Deciding upon an appropriate methodology is vital for the overall development of any software application to ensure a realistic timeframe is established for each stage of the project and requirements are clearly outlined. Various development methodologies will be discussed and considered for the development and design of this software. This section will highlight the development methodology that is best suited to this project.
This is a very traditionally methodology, which is usually introduced when you initially learn about software development. The waterfall model is a very predictive approach to software development that consists of 5 stages to include; requirements gathering, analysis, design, implementation and testing. Each stage is completed subsequently of one another. A major drawback of the waterfall model is that it is very inflexible, as the project is broken up into phases.
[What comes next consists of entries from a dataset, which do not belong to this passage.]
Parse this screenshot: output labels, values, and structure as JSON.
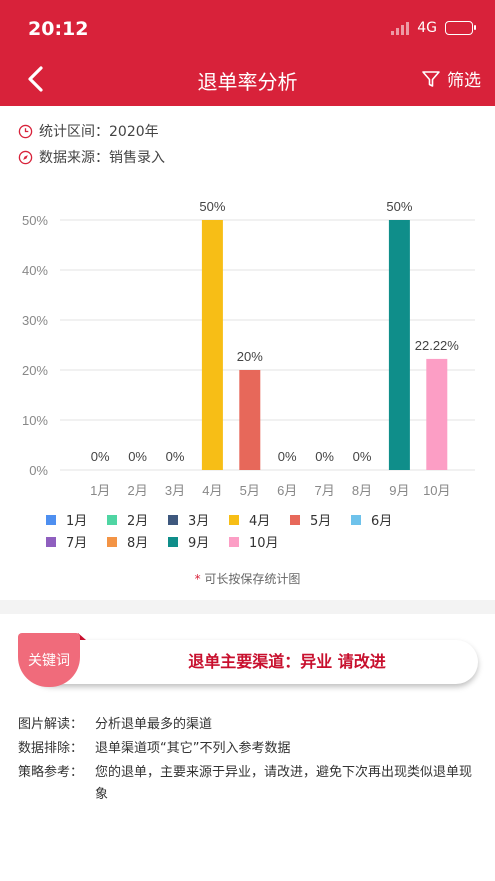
{
  "status_bar": {
    "time": "20:12",
    "network": "4G"
  },
  "nav": {
    "title": "退单率分析",
    "filter_label": "筛选"
  },
  "meta": {
    "period": "统计区间：2020年",
    "source": "数据来源：销售录入"
  },
  "chart_data": {
    "type": "bar",
    "categories": [
      "1月",
      "2月",
      "3月",
      "4月",
      "5月",
      "6月",
      "7月",
      "8月",
      "9月",
      "10月"
    ],
    "values": [
      0,
      0,
      0,
      50,
      20,
      0,
      0,
      0,
      50,
      22.22
    ],
    "value_labels": [
      "0%",
      "0%",
      "0%",
      "50%",
      "20%",
      "0%",
      "0%",
      "0%",
      "50%",
      "22.22%"
    ],
    "colors": [
      "#4e8ff0",
      "#4fd5a3",
      "#3e587e",
      "#f7be16",
      "#e7685a",
      "#6ec2eb",
      "#8f5fbf",
      "#f39445",
      "#0f8e8a",
      "#fc9ec5"
    ],
    "ylim": [
      0,
      50
    ],
    "yticks": [
      "0%",
      "10%",
      "20%",
      "30%",
      "40%",
      "50%"
    ],
    "grid": true,
    "legend_position": "bottom"
  },
  "hint": {
    "star": "*",
    "text": "可长按保存统计图"
  },
  "keyword": {
    "tag": "关键词",
    "text": "退单主要渠道：异业 请改进"
  },
  "notes": [
    {
      "key": "图片解读：",
      "value": "分析退单最多的渠道"
    },
    {
      "key": "数据排除：",
      "value": "退单渠道项“其它”不列入参考数据"
    },
    {
      "key": "策略参考：",
      "value": "您的退单，主要来源于异业，请改进，避免下次再出现类似退单现象"
    }
  ],
  "icons": {
    "back": "chevron-left-icon",
    "filter": "filter-icon",
    "period": "clock-icon",
    "source": "compass-icon"
  }
}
Each phase is given a deadline in order for a deliverable to be produced at the end of each phase to adhere to the overall project schedule. The success and progression of the project is measured from the project deliverables, design documents and test plans. As each phase of the project is outlined at the beginning of the project lifecycle and targets have been set it’s difficult to integrate new requirements or a change in requirements that may be identified at a later stage as it would adversely affect the overall project schedule. The waterfall model moves a lot of the more high risk and difficult components towards the end of the project life cycle (Nat Laundry, N. 2011).
This software methodology evolved from the waterfall model. The application is designed, developed and tested using iterative incremental build stages. At the end of each build a subsystem or feature will be created. The project will progress in complexity as new requirements are likely to be discovered and implemented in each incremental build, developing on top of the functionality from the last build leading to the overall development of the application. It is very common for software to be released in stages, it is critical that component versions utilised within the software are managed throughout the entire lifecycle using version control tools such as GitHub. Each build will only last a few weeks to produce a baseline version of the application. Feedback can be given on any requirement errors or faults found in the application. Distributing the development of the project over various build cycles can lower the risks associated with development to a more manageable level as requirements are broken down into smaller functionality to be implemented at the end of each build.